In dit artikel wil ik het hebben over hoe je de AWS SDK kunt integreren in je applicatie. Om connectie te maken met AWS diensten heb je de keuze om zelf credentials mee te geven, of de SDK zelf laten bepalen welke credentials gebruikt worden. De laatste heeft de voorkeur en zal ik in het artikel bespreken. Het is goed om te weten op welke manier de SDK dat doet en welke volgorde daarbij gehanteerd wordt.
Algemene opzet voor .Net applicaties
Wanneer je gebruik wilt maken van AWS diensten in je applicatie, kun je de AWS SDK als volgt toevoegen:
Voeg de benodigde Nuget package toe aan het project.
Amazon.Extensions.NETCore.SetupLaad de AWS configuratie, waaronder credentials, vanuit de configuratie. Hiermee laat je de SDK zelf de credentials bepalen.
AWSOptions options = builder.Configuration.GetAWSOptions();Voeg de AWS configuratie vervolgens toe aan de service collection.
// Configurtion is used for all services builder.Services.AddDefaultAWSOptions(options);Vervolgens kunnen AWS diensten toegevoegd worden aan de service collection met extension method AddAWSService.
// AWS service clients are instantiated as singleton by default builder.Services.AddAWSService<IAmazonS3>(); builder.Services.AddAWSService<IAmazonSimpleEmailService>(); builder.Services.AddAWSService<IAmazonEventBridge>(); builder.Services.AddAWSService<IAmazonDynamoDB>();Het is ook mogelijk om de AWS configuratie direct mee te geven aan een specifieke service.
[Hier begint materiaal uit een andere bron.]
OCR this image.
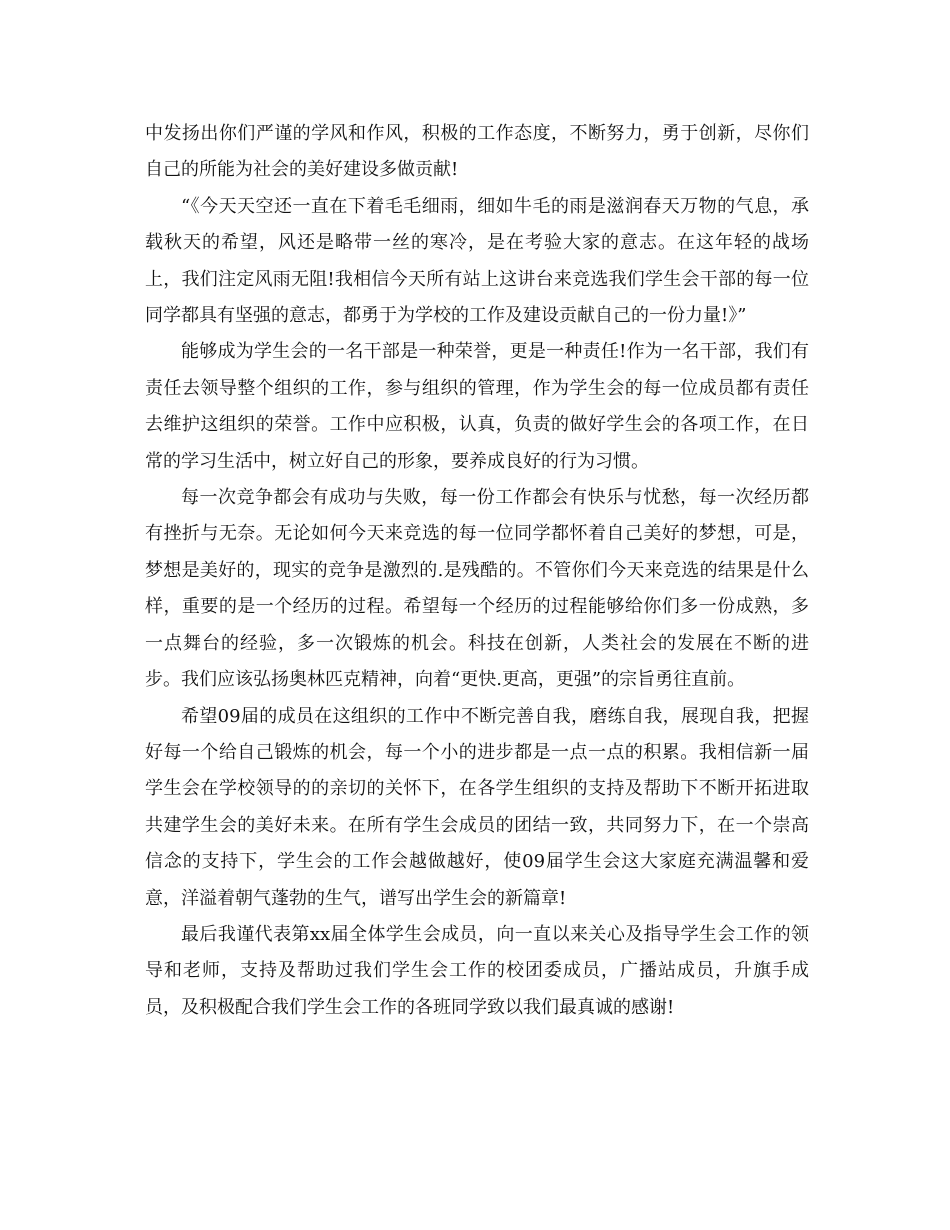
中发扬出你们严谨的学风和作风，积极的工作态度，不断努力，勇于创新，尽你们自己的所能为社会的美好建设多做贡献!

“《今天天空还一直在下着毛毛细雨，细如牛毛的雨是滋润春天万物的气息，承载秋天的希望，风还是略带一丝的寒冷，是在考验大家的意志。在这年轻的战场上，我们注定风雨无阻!我相信今天所有站上这讲台来竞选我们学生会干部的每一位同学都具有坚强的意志，都勇于为学校的工作及建设贡献自己的一份力量!》”

能够成为学生会的一名干部是一种荣誉，更是一种责任!作为一名干部，我们有责任去领导整个组织的工作，参与组织的管理，作为学生会的每一位成员都有责任去维护这组织的荣誉。工作中应积极，认真，负责的做好学生会的各项工作，在日常的学习生活中，树立好自己的形象，要养成良好的行为习惯。

每一次竞争都会有成功与失败，每一份工作都会有快乐与忧愁，每一次经历都有挫折与无奈。无论如何今天来竞选的每一位同学都怀着自己美好的梦想，可是，梦想是美好的，现实的竞争是激烈的.是残酷的。不管你们今天来竞选的结果是什么样，重要的是一个经历的过程。希望每一个经历的过程能够给你们多一份成熟，多一点舞台的经验，多一次锻炼的机会。科技在创新，人类社会的发展在不断的进步。我们应该弘扬奥林匹克精神，向着“更快.更高，更强”的宗旨勇往直前。

希望09届的成员在这组织的工作中不断完善自我，磨练自我，展现自我，把握好每一个给自己锻炼的机会，每一个小的进步都是一点一点的积累。我相信新一届学生会在学校领导的的亲切的关怀下，在各学生组织的支持及帮助下不断开拓进取共建学生会的美好未来。在所有学生会成员的团结一致，共同努力下，在一个崇高信念的支持下，学生会的工作会越做越好，使09届学生会这大家庭充满温馨和爱意，洋溢着朝气蓬勃的生气，谱写出学生会的新篇章!

最后我谨代表第xx届全体学生会成员，向一直以来关心及指导学生会工作的领导和老师，支持及帮助过我们学生会工作的校团委成员，广播站成员，升旗手成员，及积极配合我们学生会工作的各班同学致以我们最真诚的感谢!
// Configuration is only used for this service builder.Services.AddAWSService<IAmazonS3>(options);
Hoe bepaalt de SDK welke credentials worden gebruikt?
Het is belangrijk om te begrijpen hoe de AWS credentials worden bepaald in verschillende omgevingen. Denk hierbij aan lokale ontwikkeling en een applicatie die draait binnen de AWS infrastructuur.
Bij het bepalen van de te gebruiken credentials voor een AWS dienst wordt eerst gekeken naar de aanwezigheid van basic credentials, waarbij je zelf de access key meegeeft.
AWSOptions options = new AWSOptions { Credentials = new BasicAWSCredentials("yourAccessKey", "yourAccessSecret") }; builder.Services.AddDefaultAWSOptions(options);Daarna wordt gekeken naar de aanwezigheid van een profiel. Indien aanwezig worden de credentials die zijn vastgelegd in het profiel gebruikt.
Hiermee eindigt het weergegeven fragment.